After about a minute it faded into eerie silence.

“Every time,” Cumingia said softly, after we had stared into the empty air for several moments. “It is the same thing: the same image, the same two voices. I have tried to trace its origin, but the coordinates change.” She tilted her head and stared at me, her huge black eyes beseeching. “What is it, O my sister Kalamat?”

I frowned and shook my head. I had her play the recording again, and again; as though some new wonder might be revealed, some new meaning teased from the nearly toneless voices with their garbled message. At last I bade her retrieve the recording and put it away.

“It is nothing,” I announced. I could see relief and also disappointment clouding my sister’s eyes, but she said not a word. “Another random transmission from one of the fallen colonies, like that call for help that was two years old.”

Cumingia nodded, then added hesitantly, “None of our brothers or sisters in the other colonies have seen it.”

I shrugged and returned to my desk, with its array of tiny, human-sized monitors and nav aids. “Obviously the transmission is carried only within our range. You have shown this to our other sisters?”

A pause before Cumingia answered. “Most of them.”

“And what do they think?”

Cumingia bit her lip before replying. ‘They think it is another omen.”

“Of what?”

“We do not know. But this name, Icarus—it is a man’s name, a human name. We fear it presages some means of retaliation against us, some punishment for the rebel uprisings.”
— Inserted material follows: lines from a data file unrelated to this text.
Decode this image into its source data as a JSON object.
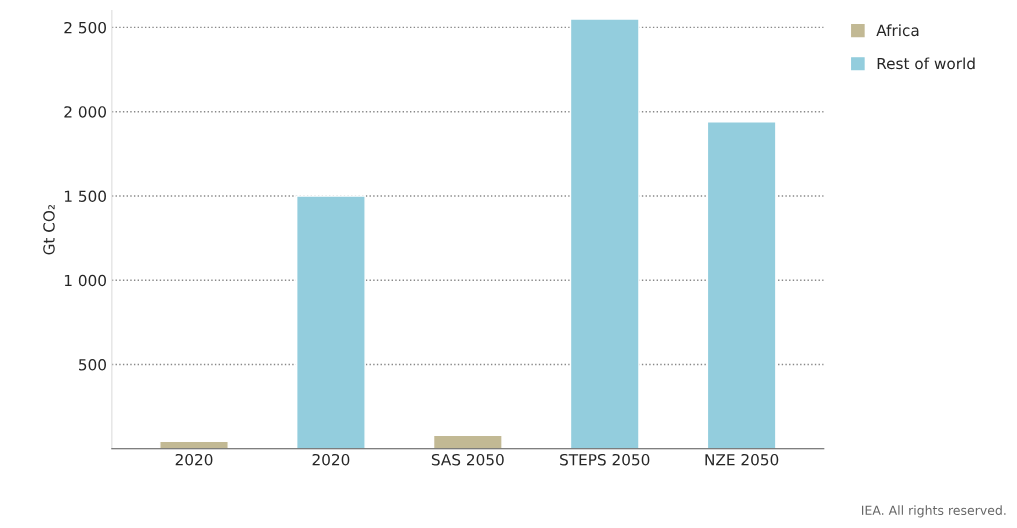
{
  "chart_data": {
    "type": "bar",
    "ylabel": "Gt CO₂",
    "categories": [
      "2020",
      "2020",
      "SAS 2050",
      "STEPS 2050",
      "NZE 2050"
    ],
    "series": [
      {
        "name": "Africa",
        "color": "#c2b994",
        "values": [
          45,
          null,
          80,
          null,
          null
        ]
      },
      {
        "name": "Rest of world",
        "color": "#93cddd",
        "values": [
          null,
          1500,
          null,
          2550,
          1940
        ]
      }
    ],
    "ylim": [
      0,
      2600
    ],
    "yticks": [
      {
        "value": 500,
        "label": "500"
      },
      {
        "value": 1000,
        "label": "1 000"
      },
      {
        "value": 1500,
        "label": "1 500"
      },
      {
        "value": 2000,
        "label": "2 000"
      },
      {
        "value": 2500,
        "label": "2 500"
      }
    ],
    "grid": "y",
    "legend": "top right",
    "annotations": [
      "IEA. All rights reserved."
    ]
  }
}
I laughed then, turning to look at my sister: so much taller than any human, and far stronger and lovelier, with the intricate crosshatch of scars where her breasts had been and the delicate wings of the shell that is her namesake etched upon her cheeks. “There are no humans left to fight us, sister! Not up here, at least. And below, on the Element—” I made a flicking motion with my fingers. “Below, our father awaits us. And he will not allow us to come to harm.”
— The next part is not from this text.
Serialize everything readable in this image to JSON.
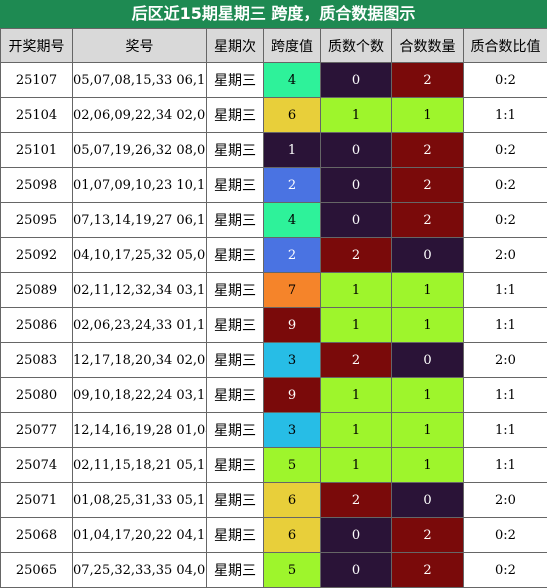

At mention of our father Cumingia blinked. The silvery pupils dilated in her glowing black eyes. I felt a flash of anger within me, like a tiny flame. Cumingia did not believe that our father still lived. Of all my sisters I was the only one who still carried the image of Luther Burdock in my heart, heard his voice as I lay in my bed and waited for sleep to find me in the station’s false night: a voice that the centuries had not stilled. Because I believed that, like his children, Luther Burdock had not been allowed to die. I believed that he waited for us, waited for me, somewhere on the Element below, and that someday we would rejoin him, as he had promised.